Usually, it is the broker dealer who seeks to compel arbitration, but not always. On August 7, 2018, in a precedential opinion, the Third Circuit affirmed the lower court decision that the Reading Health System n/k/a Tower Health did not waive the right to arbitration before FINRA due to forum-selection clauses contained in its broker dealer agreements.
In Reading Health System v Bear Stearns & Co, n/k/a J.P. Morgan Securities LLC, JP Morgan appealed the lower court decision compelling arbitration of Reading’s claims, arguing that the Southern District of New York was the appropriate venue pursuant to the forum-selection clauses found in broker dealer agreements executed by the parties, and that those clauses superseded the right to arbitration under FINRA Rule 12200.
The Third Circuit disagreed, finding that the forum selection clauses made no specific reference to arbitration, and thus could not waive a regulatory right to arbitration.
The decision widened the circuit split over the issue. As noted in the decision, “the Second and Ninth Circuit Courts of Appeals have held that a materially identical forum-selection clause requires the parties to litigate in federal court, while the Fourth Circuit Court of Appeals has held that [FINRA] Rule 12200 requires the parties to arbitrate, notwithstanding the presence of a forum-selection clause.” Reading Health System v Bear Stearns & Co, n/k/a J.P. Morgan Securities LLC, 2018 U.S. App. LEXIS 21910, at *22 (3rd Cir. Aug. 7, 2018).

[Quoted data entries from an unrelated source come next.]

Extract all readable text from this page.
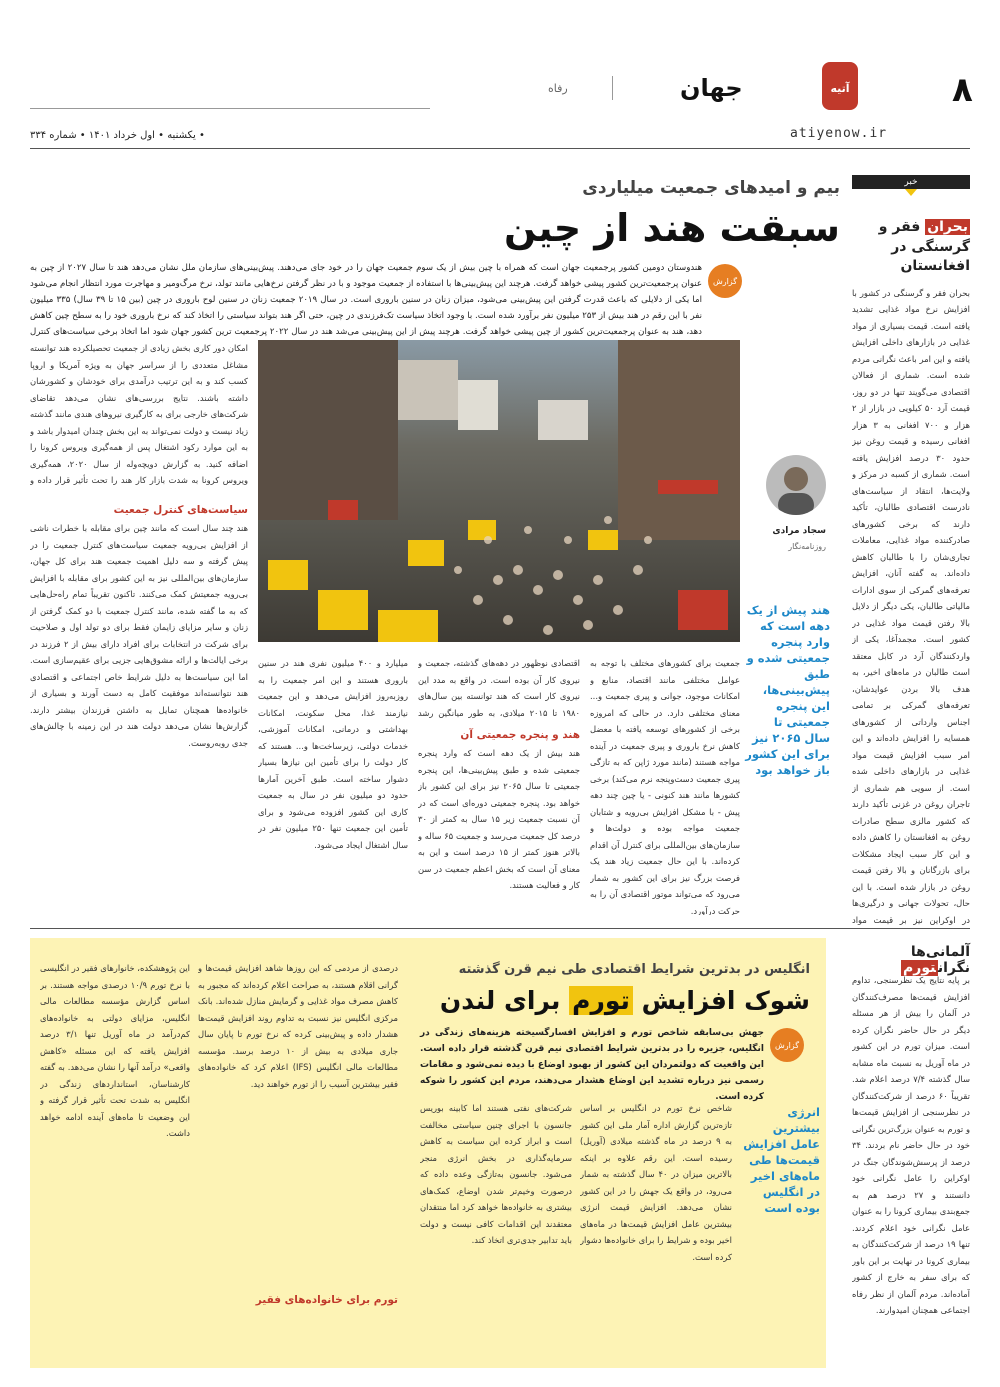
۸
آتیه
atiyenow.ir
جهان
رفاه
• یکشنبه • اول خرداد ۱۴۰۱ • شماره ۳۳۴
خبر
بحران فقر و گرسنگی در افغانستان
بحران فقر و گرسنگی در کشور با افزایش نرخ مواد غذایی تشدید یافته است. قیمت بسیاری از مواد غذایی در بازارهای داخلی افزایش یافته و این امر باعث نگرانی مردم شده است. شماری از فعالان اقتصادی می‌گویند تنها در دو روز، قیمت آرد ۵۰ کیلویی در بازار از ۲ هزار و ۷۰۰ افغانی به ۳ هزار افغانی رسیده و قیمت روغن نیز حدود ۳۰ درصد افزایش یافته است. شماری از کسبه در مرکز و ولایت‌ها، انتقاد از سیاست‌های نادرست اقتصادی طالبان، تأکید دارند که برخی کشورهای صادرکننده مواد غذایی، معاملات تجاری‌شان را با طالبان کاهش داده‌اند. به گفته آنان، افزایش تعرفه‌های گمرکی از سوی ادارات مالیاتی طالبان، یکی دیگر از دلایل بالا رفتن قیمت مواد غذایی در کشور است. مجمدآغا، یکی از واردکنندگان آرد در کابل معتقد است طالبان در ماه‌های اخیر، به هدف بالا بردن عوایدشان، تعرفه‌های گمرکی بر تمامی اجناس وارداتی از کشورهای همسایه را افزایش داده‌اند و این امر سبب افزایش قیمت مواد غذایی در بازارهای داخلی شده است. از سویی هم شماری از تاجران روغن در غزنی تأکید دارند که کشور مالزی سطح صادرات روغن به افغانستان را کاهش داده و این کار سبب ایجاد مشکلات برای بازرگانان و بالا رفتن قیمت روغن در بازار شده است. با این حال، تحولات جهانی و درگیری‌ها در اوکراین نیز بر قیمت مواد
آلمانی‌ها نگرانتورم
بر پایه نتایج یک نظرسنجی، تداوم افزایش قیمت‌ها مصرف‌کنندگان در آلمان را بیش از هر مسئله دیگر در حال حاضر نگران کرده است. میزان تورم در این کشور در ماه آوریل به نسبت ماه مشابه سال گذشته ۷/۴ درصد اعلام شد. تقریباً ۶۰ درصد از شرکت‌کنندگان در نظرسنجی از افزایش قیمت‌ها و تورم به عنوان بزرگ‌ترین نگرانی خود در حال حاضر نام بردند. ۳۴ درصد از پرسش‌شوندگان جنگ در اوکراین را عامل نگرانی خود دانستند و ۲۷ درصد هم به جمع‌بندی بیماری کرونا را به عنوان عامل نگرانی خود اعلام کردند. تنها ۱۹ درصد از شرکت‌کنندگان به بیماری کرونا در نهایت بر این باور که برای سفر به خارج از کشور آماده‌اند. مردم آلمان از نظر رفاه اجتماعی همچنان امیدوارند.
بیم و امیدهای جمعیت میلیاردی
سبقت هند از چین
گزارش
هندوستان دومین کشور پرجمعیت جهان است که همراه با چین بیش از یک سوم جمعیت جهان را در خود جای می‌دهند. پیش‌بینی‌های سازمان ملل نشان می‌دهد هند تا سال ۲۰۲۷ از چین به عنوان پرجمعیت‌ترین کشور پیشی خواهد گرفت. هرچند این پیش‌بینی‌ها با استفاده از جمعیت موجود و با در نظر گرفتن نرخ‌هایی مانند تولد، نرخ مرگ‌ومیر و مهاجرت مورد انتظار انجام می‌شود اما یکی از دلایلی که باعث قدرت گرفتن این پیش‌بینی می‌شود، میزان زنان در سنین باروری است. در سال ۲۰۱۹ جمعیت زنان در سنین لوح باروری در چین (بین ۱۵ تا ۳۹ سال) ۳۳۵ میلیون نفر با این رقم در هند بیش از ۲۵۳ میلیون نفر برآورد شده است. با وجود اتخاذ سیاست تک‌فرزندی در چین، حتی اگر هند بتواند سیاستی را اتخاذ کند که نرخ باروری خود را به سطح چین کاهش دهد، هند به عنوان پرجمعیت‌ترین کشور از چین پیشی خواهد گرفت. هرچند پیش از این پیش‌بینی می‌شد هند در سال ۲۰۲۲ پرجمعیت ترین کشور جهان شود اما اتخاذ برخی سیاست‌های کنترل
سجاد مرادی
روزنامه‌نگار
هند پیش از یک دهه است که وارد پنجره جمعیتی شده و طبق پیش‌بینی‌ها، این پنجره جمعیتی تا سال ۲۰۶۵ نیز برای این کشور باز خواهد بود
امکان دور کاری بخش زیادی از جمعیت تحصیلکرده هند توانسته مشاغل متعددی را از سراسر جهان به ویژه آمریکا و اروپا کسب کند و به این ترتیب درآمدی برای خودشان و کشورشان داشته باشند. نتایج بررسی‌های نشان می‌دهد تقاضای شرکت‌های خارجی برای به کارگیری نیروهای هندی مانند گذشته زیاد نیست و دولت نمی‌تواند به این بخش چندان امیدوار باشد و به این موارد رکود اشتغال پس از همه‌گیری ویروس کرونا را اضافه کنید. به گزارش دویچه‌وله از سال ۲۰۲۰، همه‌گیری ویروس کرونا به شدت بازار کار هند را تحت تأثیر قرار داده و
سیاست‌های کنترل جمعیت
هند چند سال است که مانند چین برای مقابله با خطرات ناشی از افزایش بی‌رویه جمعیت سیاست‌های کنترل جمعیت را در پیش گرفته و سه دلیل اهمیت جمعیت هند برای کل جهان، سازمان‌های بین‌المللی نیز به این کشور برای مقابله با افزایش بی‌رویه جمعیتش کمک می‌کنند. تاکنون تقریباً تمام راه‌حل‌هایی که به ما گفته شده، مانند کنترل جمعیت با دو کمک گرفتن از زنان و سایر مزایای زایمان فقط برای دو تولد اول و صلاحیت برای شرکت در انتخابات برای افراد دارای بیش از ۲ فرزند در برخی ایالت‌ها و ارائه مشوق‌هایی جزیی برای عقیم‌سازی است. اما این سیاست‌ها به دلیل شرایط خاص اجتماعی و اقتصادی هند نتوانسته‌اند موفقیت کامل به دست آورند و بسیاری از خانواده‌ها همچنان تمایل به داشتن فرزندان بیشتر دارند. گزارش‌ها نشان می‌دهد دولت هند در این زمینه با چالش‌های جدی روبه‌روست.
میلیارد و ۴۰۰ میلیون نفری هند در سنین باروری هستند و این امر جمعیت را به روزبه‌روز افزایش می‌دهد و این جمعیت نیازمند غذا، محل سکونت، امکانات بهداشتی و درمانی، امکانات آموزشی، خدمات دولتی، زیرساخت‌ها و... هستند که کار دولت را برای تأمین این نیازها بسیار دشوار ساخته است. طبق آخرین آمارها حدود دو میلیون نفر در سال به جمعیت کاری این کشور افزوده می‌شود و برای تأمین این جمعیت تنها ۲۵۰ میلیون نفر در سال اشتغال ایجاد می‌شود.
اقتصادی نوظهور در دهه‌های گذشته، جمعیت و نیروی کار آن بوده است. در واقع به مدد این نیروی کار است که هند توانسته بین سال‌های ۱۹۸۰ تا ۲۰۱۵ میلادی، به طور میانگین رشد
هند و پنجره جمعیتی آن
هند بیش از یک دهه است که وارد پنجره جمعیتی شده و طبق پیش‌بینی‌ها، این پنجره جمعیتی تا سال ۲۰۶۵ نیز برای این کشور باز خواهد بود. پنجره جمعیتی دوره‌ای است که در آن نسبت جمعیت زیر ۱۵ سال به کمتر از ۳۰ درصد کل جمعیت می‌رسد و جمعیت ۶۵ ساله و بالاتر هنوز کمتر از ۱۵ درصد است و این به معنای آن است که بخش اعظم جمعیت در سن کار و فعالیت هستند.
جمعیت برای کشورهای مختلف با توجه به عوامل مختلفی مانند اقتصاد، منابع و امکانات موجود، جوانی و پیری جمعیت و... معنای مختلفی دارد. در حالی که امروزه برخی از کشورهای توسعه یافته با معضل کاهش نرخ باروری و پیری جمعیت در آینده مواجه هستند (مانند مورد ژاپن که به تازگی پیری جمعیت دست‌وپنجه نرم می‌کند) برخی کشورها مانند هند کنونی - یا چین چند دهه پیش - با مشکل افزایش بی‌رویه و شتابان جمعیت مواجه بوده و دولت‌ها و سازمان‌های بین‌المللی برای کنترل آن اقدام کرده‌اند. با این حال جمعیت زیاد هند یک فرصت بزرگ نیز برای این کشور به شمار می‌رود که می‌تواند موتور اقتصادی آن را به حرکت درآورد.
انگلیس در بدترین شرایط اقتصادی طی نیم قرن گذشته
شوک افزایش تورم برای لندن
گزارش
جهش بی‌سابقه شاخص تورم و افزایش افسارگسیخته هزینه‌های زندگی در انگلیس، جزیره را در بدترین شرایط اقتصادی نیم قرن گذشته قرار داده است. این واقعیت که دولتمردان این کشور از بهبود اوضاع با دیده نمی‌شود و مقامات رسمی نیز درباره تشدید این اوضاع هشدار می‌دهند، مردم این کشور را شوکه کرده است.
انرژی بیشترین عامل افزایش قیمت‌ها طی ماه‌های اخیر در انگلیس بوده است
شاخص نرخ تورم در انگلیس بر اساس تازه‌ترین گزارش اداره آمار ملی این کشور به ۹ درصد در ماه گذشته میلادی (آوریل) رسیده است. این رقم علاوه بر اینکه بالاترین میزان در ۴۰ سال گذشته به شمار می‌رود، در واقع یک جهش را در این کشور نشان می‌دهد. افزایش قیمت انرژی بیشترین عامل افزایش قیمت‌ها در ماه‌های اخیر بوده و شرایط را برای خانواده‌ها دشوار کرده است.
شرکت‌های نفتی هستند اما کابینه بوریس جانسون با اجرای چنین سیاستی مخالفت است و ابراز کرده این سیاست به کاهش سرمایه‌گذاری در بخش انرژی منجر می‌شود. جانسون به‌تازگی وعده داده که درصورت وخیم‌تر شدن اوضاع، کمک‌های بیشتری به خانواده‌ها خواهد کرد اما منتقدان معتقدند این اقدامات کافی نیست و دولت باید تدابیر جدی‌تری اتخاذ کند.
درصدی از مردمی که این روزها شاهد افزایش قیمت‌ها و گرانی اقلام هستند، به صراحت اعلام کرده‌اند که مجبور به کاهش مصرف مواد غذایی و گرمایش منازل شده‌اند. بانک مرکزی انگلیس نیز نسبت به تداوم روند افزایش قیمت‌ها هشدار داده و پیش‌بینی کرده که نرخ تورم تا پایان سال جاری میلادی به بیش از ۱۰ درصد برسد. مؤسسه مطالعات مالی انگلیس (IFS) اعلام کرد که خانواده‌های فقیر بیشترین آسیب را از تورم خواهند دید.
تورم برای خانواده‌های فقیر
این پژوهشکده، خانوارهای فقیر در انگلیسی با نرخ تورم ۱۰/۹ درصدی مواجه هستند. بر اساس گزارش مؤسسه مطالعات مالی انگلیس، مزایای دولتی به خانواده‌های کم‌درآمد در ماه آوریل تنها ۳/۱ درصد افزایش یافته که این مسئله «کاهش واقعی» درآمد آنها را نشان می‌دهد. به گفته کارشناسان، استانداردهای زندگی در انگلیس به شدت تحت تأثیر قرار گرفته و این وضعیت تا ماه‌های آینده ادامه خواهد داشت.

In agreeing with the Fourth Circuit and it’s decision in UBS Fin. Servs. v. Carilion Clinic, 706 F.3d 319 (4th Cir. 2013), the panel found that a party must know what rights it is waiving, and the forum-selection clause here made no mention of arbitration, let alone a specific waiver of rights under FINRA Rule 12200. Additionally, the panel declined to find an implied waiver, as the right to arbitrate “is not contractual in nature, but rather arises out of a binding, regulatory rule that has been adopted by FINRA and approved by the SEC.” Id. at *26.
Now that the Third Circuit has voiced it’s opinion on the issue, time will tell whether the other Circuits will weigh in on whether a party can contractually waive it’s right to arbitrate before FINRA without specific affirmative language or whether the Supreme Court will resolve the split.